House Speaker Nancy Pelosi called the ruling by a three-judge panel on the DC Circuit Court of Appeals “a challenge to our system of checks and balances” and would seek a hearing with the full appeals court.
But some Democrats want to invoke the “inherent contempt” power that allows the House to enforce subpoenas and send the House Sergeant at Arms to arrest people until they testify to Congress, Fox News reported on Tuesday.
Rep. Ted Lieu (D-Calif.) is among Democrats proposing slapping fines against witnesses who refuse to testify.
“[T]his protracted legal battle over subpoena enforcement tells us that the House needs to create procedures to enforce subpoenas itself,’ Lieu said in a statement. “The Supreme Court already has said that Congress has that power through inherent contempt. It’s well past time to use it. The House needs to pass our inherent contempt resolution, which enables the House to levy penalties directly against those refusing to comply with congressional subpoenas.”

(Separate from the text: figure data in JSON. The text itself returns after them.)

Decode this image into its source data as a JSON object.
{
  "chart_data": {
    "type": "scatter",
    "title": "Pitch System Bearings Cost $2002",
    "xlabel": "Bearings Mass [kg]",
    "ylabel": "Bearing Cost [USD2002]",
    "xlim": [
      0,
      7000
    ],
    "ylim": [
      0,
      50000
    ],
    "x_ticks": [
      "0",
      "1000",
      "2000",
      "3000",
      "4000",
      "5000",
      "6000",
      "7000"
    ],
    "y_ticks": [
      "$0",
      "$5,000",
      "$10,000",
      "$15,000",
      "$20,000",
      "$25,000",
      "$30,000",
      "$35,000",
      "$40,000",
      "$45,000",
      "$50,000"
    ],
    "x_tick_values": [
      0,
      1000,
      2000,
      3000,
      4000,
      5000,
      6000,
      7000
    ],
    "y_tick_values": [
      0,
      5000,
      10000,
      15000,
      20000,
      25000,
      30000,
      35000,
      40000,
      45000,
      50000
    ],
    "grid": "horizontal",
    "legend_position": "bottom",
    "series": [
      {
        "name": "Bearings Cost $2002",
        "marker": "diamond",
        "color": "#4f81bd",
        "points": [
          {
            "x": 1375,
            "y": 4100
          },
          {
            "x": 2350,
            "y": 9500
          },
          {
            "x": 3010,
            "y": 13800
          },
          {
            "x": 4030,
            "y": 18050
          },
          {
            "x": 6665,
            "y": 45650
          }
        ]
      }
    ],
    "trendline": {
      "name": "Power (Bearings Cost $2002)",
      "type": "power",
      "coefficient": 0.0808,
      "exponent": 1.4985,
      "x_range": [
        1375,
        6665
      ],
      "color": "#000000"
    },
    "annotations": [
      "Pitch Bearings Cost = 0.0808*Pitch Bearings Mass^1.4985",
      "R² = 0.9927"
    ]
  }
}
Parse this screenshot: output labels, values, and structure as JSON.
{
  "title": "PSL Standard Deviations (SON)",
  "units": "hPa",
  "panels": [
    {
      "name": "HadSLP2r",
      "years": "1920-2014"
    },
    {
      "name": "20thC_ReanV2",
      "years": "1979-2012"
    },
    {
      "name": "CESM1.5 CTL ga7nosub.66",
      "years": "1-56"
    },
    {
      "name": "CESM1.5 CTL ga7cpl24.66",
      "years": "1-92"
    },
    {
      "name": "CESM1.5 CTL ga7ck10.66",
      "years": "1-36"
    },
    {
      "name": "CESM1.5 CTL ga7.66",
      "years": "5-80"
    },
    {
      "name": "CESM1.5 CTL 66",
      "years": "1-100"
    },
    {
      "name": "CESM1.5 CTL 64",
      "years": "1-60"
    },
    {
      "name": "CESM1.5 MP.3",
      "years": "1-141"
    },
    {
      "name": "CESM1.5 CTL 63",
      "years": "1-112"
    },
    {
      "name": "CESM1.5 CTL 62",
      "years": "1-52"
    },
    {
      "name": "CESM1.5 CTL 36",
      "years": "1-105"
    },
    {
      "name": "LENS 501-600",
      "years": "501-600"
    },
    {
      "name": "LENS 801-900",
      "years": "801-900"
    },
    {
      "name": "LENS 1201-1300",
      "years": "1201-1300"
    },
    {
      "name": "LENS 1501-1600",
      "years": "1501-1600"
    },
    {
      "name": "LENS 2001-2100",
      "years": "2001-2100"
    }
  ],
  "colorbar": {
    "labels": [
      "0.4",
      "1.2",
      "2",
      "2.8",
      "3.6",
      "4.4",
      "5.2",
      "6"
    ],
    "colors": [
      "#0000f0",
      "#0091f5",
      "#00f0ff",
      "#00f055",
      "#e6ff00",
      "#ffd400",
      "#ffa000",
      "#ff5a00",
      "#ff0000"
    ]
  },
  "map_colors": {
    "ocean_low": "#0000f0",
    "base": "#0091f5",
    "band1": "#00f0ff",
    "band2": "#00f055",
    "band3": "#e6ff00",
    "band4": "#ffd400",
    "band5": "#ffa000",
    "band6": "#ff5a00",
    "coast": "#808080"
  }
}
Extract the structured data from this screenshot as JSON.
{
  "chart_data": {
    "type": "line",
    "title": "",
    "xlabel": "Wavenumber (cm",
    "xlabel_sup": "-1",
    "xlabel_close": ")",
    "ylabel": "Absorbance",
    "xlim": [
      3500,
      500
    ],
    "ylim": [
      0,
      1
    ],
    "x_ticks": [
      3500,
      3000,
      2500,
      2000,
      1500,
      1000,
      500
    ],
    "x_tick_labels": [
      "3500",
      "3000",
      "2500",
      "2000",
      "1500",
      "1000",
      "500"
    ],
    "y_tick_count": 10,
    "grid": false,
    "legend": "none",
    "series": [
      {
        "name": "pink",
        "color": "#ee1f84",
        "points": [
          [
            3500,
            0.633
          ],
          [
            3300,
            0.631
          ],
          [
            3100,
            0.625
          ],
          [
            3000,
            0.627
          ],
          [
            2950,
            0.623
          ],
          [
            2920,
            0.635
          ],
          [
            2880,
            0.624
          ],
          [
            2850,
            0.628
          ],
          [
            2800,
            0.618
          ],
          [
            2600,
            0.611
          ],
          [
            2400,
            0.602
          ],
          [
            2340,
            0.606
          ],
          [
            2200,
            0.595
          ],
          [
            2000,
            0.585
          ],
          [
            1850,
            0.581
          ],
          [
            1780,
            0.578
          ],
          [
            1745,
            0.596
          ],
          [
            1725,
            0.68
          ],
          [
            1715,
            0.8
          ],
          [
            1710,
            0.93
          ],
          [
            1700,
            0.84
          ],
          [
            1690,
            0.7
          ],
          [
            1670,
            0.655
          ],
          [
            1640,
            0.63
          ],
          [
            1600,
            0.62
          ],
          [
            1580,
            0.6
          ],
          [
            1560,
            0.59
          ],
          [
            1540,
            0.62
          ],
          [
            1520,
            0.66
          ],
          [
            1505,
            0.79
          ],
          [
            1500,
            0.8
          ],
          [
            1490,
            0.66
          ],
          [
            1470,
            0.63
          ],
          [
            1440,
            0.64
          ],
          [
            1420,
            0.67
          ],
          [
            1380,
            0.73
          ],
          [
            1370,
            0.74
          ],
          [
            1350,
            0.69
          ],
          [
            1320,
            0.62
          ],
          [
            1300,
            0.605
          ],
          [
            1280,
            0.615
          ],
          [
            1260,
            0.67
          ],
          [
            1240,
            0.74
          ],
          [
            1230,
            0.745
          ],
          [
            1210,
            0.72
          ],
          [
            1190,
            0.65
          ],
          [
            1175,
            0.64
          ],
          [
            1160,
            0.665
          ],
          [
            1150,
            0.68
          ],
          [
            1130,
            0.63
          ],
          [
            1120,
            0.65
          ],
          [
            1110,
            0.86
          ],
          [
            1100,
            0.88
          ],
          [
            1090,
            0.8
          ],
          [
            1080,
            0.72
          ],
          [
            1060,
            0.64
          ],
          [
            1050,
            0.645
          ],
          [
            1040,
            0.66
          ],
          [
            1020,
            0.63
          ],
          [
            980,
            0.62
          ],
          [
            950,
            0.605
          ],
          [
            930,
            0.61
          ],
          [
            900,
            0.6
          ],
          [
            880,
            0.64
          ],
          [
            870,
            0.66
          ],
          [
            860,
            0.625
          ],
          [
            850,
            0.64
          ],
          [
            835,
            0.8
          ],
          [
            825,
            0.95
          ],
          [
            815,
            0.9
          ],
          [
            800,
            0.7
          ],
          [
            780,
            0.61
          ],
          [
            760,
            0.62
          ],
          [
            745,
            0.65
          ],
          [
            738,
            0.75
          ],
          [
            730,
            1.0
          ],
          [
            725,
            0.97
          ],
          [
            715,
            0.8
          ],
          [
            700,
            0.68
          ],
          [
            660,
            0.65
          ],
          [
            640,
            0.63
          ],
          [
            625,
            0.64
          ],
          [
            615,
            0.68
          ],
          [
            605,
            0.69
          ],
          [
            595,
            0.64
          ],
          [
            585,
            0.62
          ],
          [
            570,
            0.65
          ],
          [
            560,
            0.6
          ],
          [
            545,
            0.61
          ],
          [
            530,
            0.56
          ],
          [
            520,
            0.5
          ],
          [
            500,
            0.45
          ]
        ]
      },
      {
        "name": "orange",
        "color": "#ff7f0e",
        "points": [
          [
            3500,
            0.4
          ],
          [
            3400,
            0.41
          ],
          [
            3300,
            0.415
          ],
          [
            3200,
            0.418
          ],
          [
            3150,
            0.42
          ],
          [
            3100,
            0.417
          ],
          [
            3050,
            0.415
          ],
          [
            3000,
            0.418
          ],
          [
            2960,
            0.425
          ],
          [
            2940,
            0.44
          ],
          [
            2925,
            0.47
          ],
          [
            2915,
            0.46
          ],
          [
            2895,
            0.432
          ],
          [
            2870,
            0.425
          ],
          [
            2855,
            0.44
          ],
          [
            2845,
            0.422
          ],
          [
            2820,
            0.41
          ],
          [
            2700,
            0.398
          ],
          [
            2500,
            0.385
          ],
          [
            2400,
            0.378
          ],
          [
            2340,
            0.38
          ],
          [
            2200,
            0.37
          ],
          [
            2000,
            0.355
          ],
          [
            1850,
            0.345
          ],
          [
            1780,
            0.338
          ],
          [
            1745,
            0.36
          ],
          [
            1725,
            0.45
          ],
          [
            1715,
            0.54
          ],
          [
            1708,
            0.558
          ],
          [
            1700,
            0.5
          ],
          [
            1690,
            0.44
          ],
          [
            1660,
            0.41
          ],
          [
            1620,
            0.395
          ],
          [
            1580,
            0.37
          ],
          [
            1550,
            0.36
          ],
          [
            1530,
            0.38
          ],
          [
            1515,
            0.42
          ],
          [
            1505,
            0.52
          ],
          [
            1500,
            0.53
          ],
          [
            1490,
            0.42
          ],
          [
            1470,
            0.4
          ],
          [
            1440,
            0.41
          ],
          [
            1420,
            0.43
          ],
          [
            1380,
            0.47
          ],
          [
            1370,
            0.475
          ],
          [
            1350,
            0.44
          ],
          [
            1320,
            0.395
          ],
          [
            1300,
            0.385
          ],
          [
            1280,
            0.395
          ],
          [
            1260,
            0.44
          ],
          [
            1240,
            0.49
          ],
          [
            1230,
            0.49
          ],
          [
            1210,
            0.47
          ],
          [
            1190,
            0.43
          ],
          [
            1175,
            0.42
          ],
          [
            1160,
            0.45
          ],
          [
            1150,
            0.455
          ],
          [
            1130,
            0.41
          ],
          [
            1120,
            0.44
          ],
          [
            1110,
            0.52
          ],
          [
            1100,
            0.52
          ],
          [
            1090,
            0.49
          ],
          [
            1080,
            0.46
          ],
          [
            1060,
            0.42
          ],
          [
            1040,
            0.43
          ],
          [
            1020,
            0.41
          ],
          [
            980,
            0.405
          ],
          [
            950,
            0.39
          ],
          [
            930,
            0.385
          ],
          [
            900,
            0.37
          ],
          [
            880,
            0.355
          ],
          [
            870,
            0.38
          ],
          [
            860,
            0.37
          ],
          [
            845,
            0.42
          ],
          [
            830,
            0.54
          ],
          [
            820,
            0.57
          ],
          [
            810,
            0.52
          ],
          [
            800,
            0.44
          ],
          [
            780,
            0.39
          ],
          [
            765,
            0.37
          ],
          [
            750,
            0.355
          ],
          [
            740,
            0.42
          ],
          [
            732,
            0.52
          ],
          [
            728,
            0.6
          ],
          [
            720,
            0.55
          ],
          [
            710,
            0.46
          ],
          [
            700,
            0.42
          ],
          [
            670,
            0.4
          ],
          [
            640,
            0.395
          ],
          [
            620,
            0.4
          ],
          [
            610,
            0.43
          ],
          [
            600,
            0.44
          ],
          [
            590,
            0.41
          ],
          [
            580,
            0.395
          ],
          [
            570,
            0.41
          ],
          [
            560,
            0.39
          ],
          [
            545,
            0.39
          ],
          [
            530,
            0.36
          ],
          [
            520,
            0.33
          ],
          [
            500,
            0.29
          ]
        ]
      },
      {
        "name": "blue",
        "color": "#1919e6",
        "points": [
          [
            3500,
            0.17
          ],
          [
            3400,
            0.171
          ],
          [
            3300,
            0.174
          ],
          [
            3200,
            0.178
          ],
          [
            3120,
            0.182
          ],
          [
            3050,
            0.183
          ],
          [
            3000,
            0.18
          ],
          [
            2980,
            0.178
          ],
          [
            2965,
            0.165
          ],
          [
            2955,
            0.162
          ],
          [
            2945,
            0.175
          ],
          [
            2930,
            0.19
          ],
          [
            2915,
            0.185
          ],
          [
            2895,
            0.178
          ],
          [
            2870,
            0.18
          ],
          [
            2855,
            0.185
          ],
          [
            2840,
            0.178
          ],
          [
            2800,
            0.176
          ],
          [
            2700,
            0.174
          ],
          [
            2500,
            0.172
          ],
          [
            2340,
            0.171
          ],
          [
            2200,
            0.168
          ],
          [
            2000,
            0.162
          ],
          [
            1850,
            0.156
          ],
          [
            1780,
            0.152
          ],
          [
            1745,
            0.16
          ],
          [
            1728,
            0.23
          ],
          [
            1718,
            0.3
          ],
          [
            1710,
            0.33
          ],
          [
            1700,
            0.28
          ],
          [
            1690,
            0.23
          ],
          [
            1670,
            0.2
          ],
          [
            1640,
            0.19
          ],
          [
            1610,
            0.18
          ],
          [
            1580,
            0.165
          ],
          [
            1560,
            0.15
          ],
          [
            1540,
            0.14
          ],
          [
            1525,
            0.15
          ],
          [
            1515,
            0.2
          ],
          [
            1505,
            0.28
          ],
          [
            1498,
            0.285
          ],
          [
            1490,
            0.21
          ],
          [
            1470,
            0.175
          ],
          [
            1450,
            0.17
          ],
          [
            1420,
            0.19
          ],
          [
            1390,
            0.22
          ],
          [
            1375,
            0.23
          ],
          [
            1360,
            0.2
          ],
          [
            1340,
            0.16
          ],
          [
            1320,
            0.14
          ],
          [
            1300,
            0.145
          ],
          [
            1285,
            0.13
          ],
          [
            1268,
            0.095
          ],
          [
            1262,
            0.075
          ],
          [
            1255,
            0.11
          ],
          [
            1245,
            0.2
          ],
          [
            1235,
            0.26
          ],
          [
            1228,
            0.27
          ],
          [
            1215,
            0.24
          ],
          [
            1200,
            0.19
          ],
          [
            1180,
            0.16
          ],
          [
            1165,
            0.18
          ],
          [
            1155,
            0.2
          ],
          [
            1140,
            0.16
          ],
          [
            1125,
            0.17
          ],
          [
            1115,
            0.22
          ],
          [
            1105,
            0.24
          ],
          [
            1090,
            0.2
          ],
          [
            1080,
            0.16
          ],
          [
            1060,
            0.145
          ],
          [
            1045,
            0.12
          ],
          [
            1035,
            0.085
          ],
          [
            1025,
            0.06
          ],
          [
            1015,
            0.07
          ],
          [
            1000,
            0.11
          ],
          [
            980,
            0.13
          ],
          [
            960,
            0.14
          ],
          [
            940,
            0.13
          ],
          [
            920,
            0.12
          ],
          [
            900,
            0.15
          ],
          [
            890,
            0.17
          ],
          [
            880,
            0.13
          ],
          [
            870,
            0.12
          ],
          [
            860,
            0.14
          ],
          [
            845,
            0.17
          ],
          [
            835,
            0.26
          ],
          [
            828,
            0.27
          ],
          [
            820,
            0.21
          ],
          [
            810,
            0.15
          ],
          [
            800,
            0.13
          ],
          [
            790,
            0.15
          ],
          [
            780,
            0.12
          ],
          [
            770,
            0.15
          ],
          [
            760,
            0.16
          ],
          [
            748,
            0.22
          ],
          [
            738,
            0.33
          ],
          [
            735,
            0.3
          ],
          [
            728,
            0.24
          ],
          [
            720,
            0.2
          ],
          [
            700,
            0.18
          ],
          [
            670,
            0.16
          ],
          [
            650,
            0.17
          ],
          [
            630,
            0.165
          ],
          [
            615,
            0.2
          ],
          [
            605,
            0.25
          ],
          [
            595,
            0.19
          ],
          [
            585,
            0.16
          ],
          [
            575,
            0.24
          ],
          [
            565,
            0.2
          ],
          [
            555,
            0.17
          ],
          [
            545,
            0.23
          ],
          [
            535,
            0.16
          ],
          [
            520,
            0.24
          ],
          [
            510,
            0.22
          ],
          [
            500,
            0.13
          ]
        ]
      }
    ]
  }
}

Reps. Val Demings of Florida, David Cicilline of Rhode Island, Jamie Raskin of Maryland and Joe Neguse of Colorado are among the Democrats seeking to use that tactic.
The House Judiciary Committee is seeking McGahn’s appearance as part of last year’s impeachment investigation.
McGahn, who left the White House in October 2018, cited executive privilege for not testifying.
Congress hasn’t flexed its “inherent contempt” power in 90 years.